Leading retirement plan advisors exhibit several key differences in the way they approach their practice.

Successful advisors have more efficient practices, they keep up to speed on products and trends, are better positioned to withstand uncertain markets, and are better prepared to handle specific economic challenges like low interest rates, according to Cara Farchione, manager of retirement solutions for Raymond James.

Further, top advisors in the retirement plan area are less challenged by the practice management issues of working with lower income clients, and they feel more confident about their ability to ‘sell’ themselves and attract clients.

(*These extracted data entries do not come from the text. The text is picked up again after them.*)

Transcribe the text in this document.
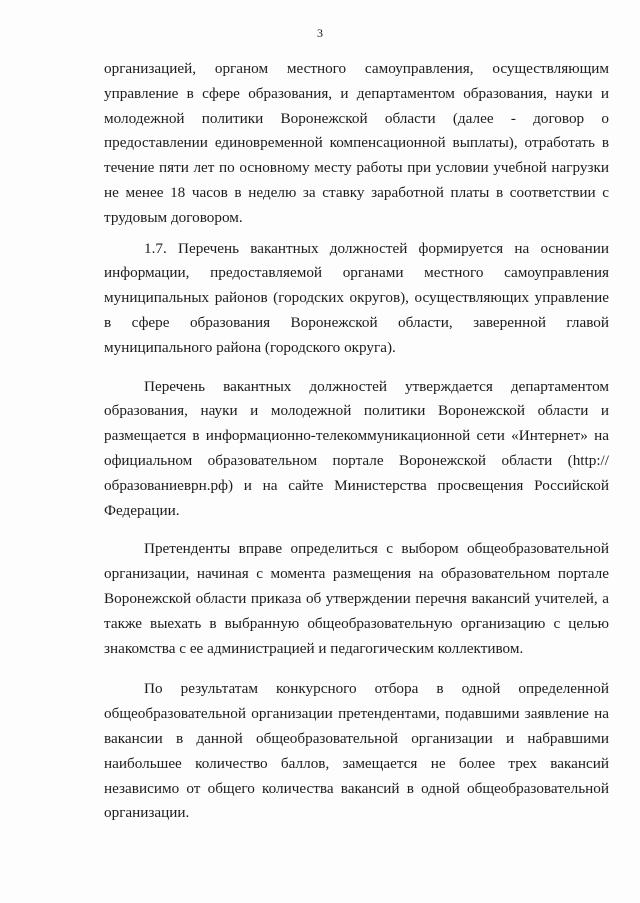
3

организацией, органом местного самоуправления, осуществляющим управление в сфере образования, и департаментом образования, науки и молодежной политики Воронежской области (далее - договор о предоставлении единовременной компенсационной выплаты), отработать в течение пяти лет по основному месту работы при условии учебной нагрузки не менее 18 часов в неделю за ставку заработной платы в соответствии с трудовым договором.

1.7. Перечень вакантных должностей формируется на основании информации, предоставляемой органами местного самоуправления муниципальных районов (городских округов), осуществляющих управление в сфере образования Воронежской области, заверенной главой муниципального района (городского округа).

Перечень вакантных должностей утверждается департаментом образования, науки и молодежной политики Воронежской области и размещается в информационно-телекоммуникационной сети «Интернет» на официальном образовательном портале Воронежской области (http://образованиеврн.рф) и на сайте Министерства просвещения Российской Федерации.

Претенденты вправе определиться с выбором общеобразовательной организации, начиная с момента размещения на образовательном портале Воронежской области приказа об утверждении перечня вакансий учителей, а также выехать в выбранную общеобразовательную организацию с целью знакомства с ее администрацией и педагогическим коллективом.

По результатам конкурсного отбора в одной определенной общеобразовательной организации претендентами, подавшими заявление на вакансии в данной общеобразовательной организации и набравшими наибольшее количество баллов, замещается не более трех вакансий независимо от общего количества вакансий в одной общеобразовательной организации.
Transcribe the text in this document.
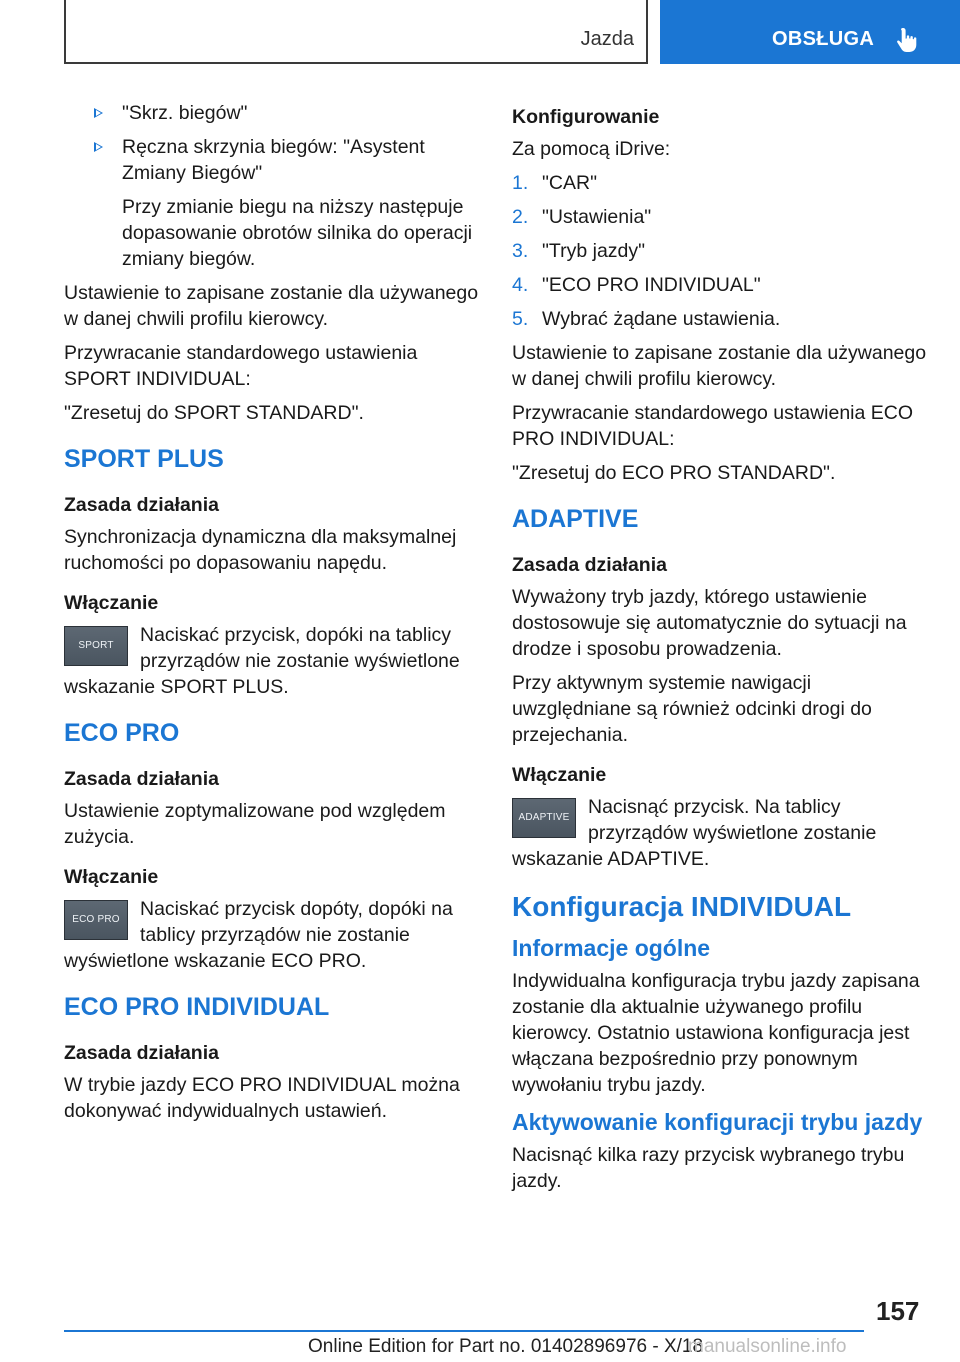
Jazda	OBSŁUGA
"Skrz. biegów"
Ręczna skrzynia biegów: "Asystent Zmiany Biegów"

Przy zmianie biegu na niższy następuje dopasowanie obrotów silnika do operacji zmiany biegów.

Ustawienie to zapisane zostanie dla używanego w danej chwili profilu kierowcy.

Przywracanie standardowego ustawienia SPORT INDIVIDUAL:

"Zresetuj do SPORT STANDARD".

SPORT PLUS
Zasada działania

Synchronizacja dynamiczna dla maksymalnej ruchomości po dopasowaniu napędu.

Włączanie
SPORT	Naciskać przycisk, dopóki na tablicy przyrządów nie zostanie wyświetlone wskazanie SPORT PLUS.
ECO PRO
Zasada działania

Ustawienie zoptymalizowane pod względem zużycia.

Włączanie
ECO PRO	Naciskać przycisk dopóty, dopóki na tablicy przyrządów nie zostanie wyświetlone wskazanie ECO PRO.
ECO PRO INDIVIDUAL
Zasada działania

W trybie jazdy ECO PRO INDIVIDUAL można dokonywać indywidualnych ustawień.

Konfigurowanie

Za pomocą iDrive:

1. "CAR"
2. "Ustawienia"
3. "Tryb jazdy"
4. "ECO PRO INDIVIDUAL"
5. Wybrać żądane ustawienia.

Ustawienie to zapisane zostanie dla używanego w danej chwili profilu kierowcy.

Przywracanie standardowego ustawienia ECO PRO INDIVIDUAL:

"Zresetuj do ECO PRO STANDARD".

ADAPTIVE
Zasada działania

Wyważony tryb jazdy, którego ustawienie dostosowuje się automatycznie do sytuacji na drodze i sposobu prowadzenia.

Przy aktywnym systemie nawigacji uwzględniane są również odcinki drogi do przejechania.

Włączanie
ADAPTIVE Nacisnąć przycisk. Na tablicy przyrządów wyświetlone zostanie wskazanie ADAPTIVE.
Konfiguracja INDIVIDUAL
Informacje ogólne

Indywidualna konfiguracja trybu jazdy zapisana zostanie dla aktualnie używanego profilu kierowcy. Ostatnio ustawiona konfiguracja jest włączana bezpośrednio przy ponownym wywołaniu trybu jazdy.

Aktywowanie konfiguracji trybu jazdy

Nacisnąć kilka razy przycisk wybranego trybu jazdy.

157
Online Edition for Part no. 01402896976 - X/18
manualsonline.info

They also happen to have higher account balances and manage a significant greater share of their clients’ assets than their counterparts, Farchione said at Raymond James FInancial Services' National Conference for Professional Development in Orlando on Monday

Farchione cited research which found that about 81% of clients think a detailed retirement plan is important, yet only 18% of investors in that study concede that they have a plan. “It shows a clear gap in what the delivery is and what the client expectations are,” she said.

One of the ways in which financial advisors who work on retirement plan can begin to stand out from their peers is to get up to speed on the latest changes governing the Medicare program. Mercer, the consulting firm, supplies white papers and guides, plus letters and emails that advisors can send out to clients to bring them up to speed on how to navigate the changes.

There are other ways for advisors to distinguish themselves as reliable experts in this area. One attendee specifically mentioned that the Raymond James’ retirement framework simply and clearly explains to clients how their assets should be allocated in retirement. In the framework, a clients’ reliable income is designated as retirement income to pays for living expenses. Retirement assets are used to fill in any shortfalls from the reliable income stream, and the rest of the assets will buy the items or fund other nonessential items that the client wants.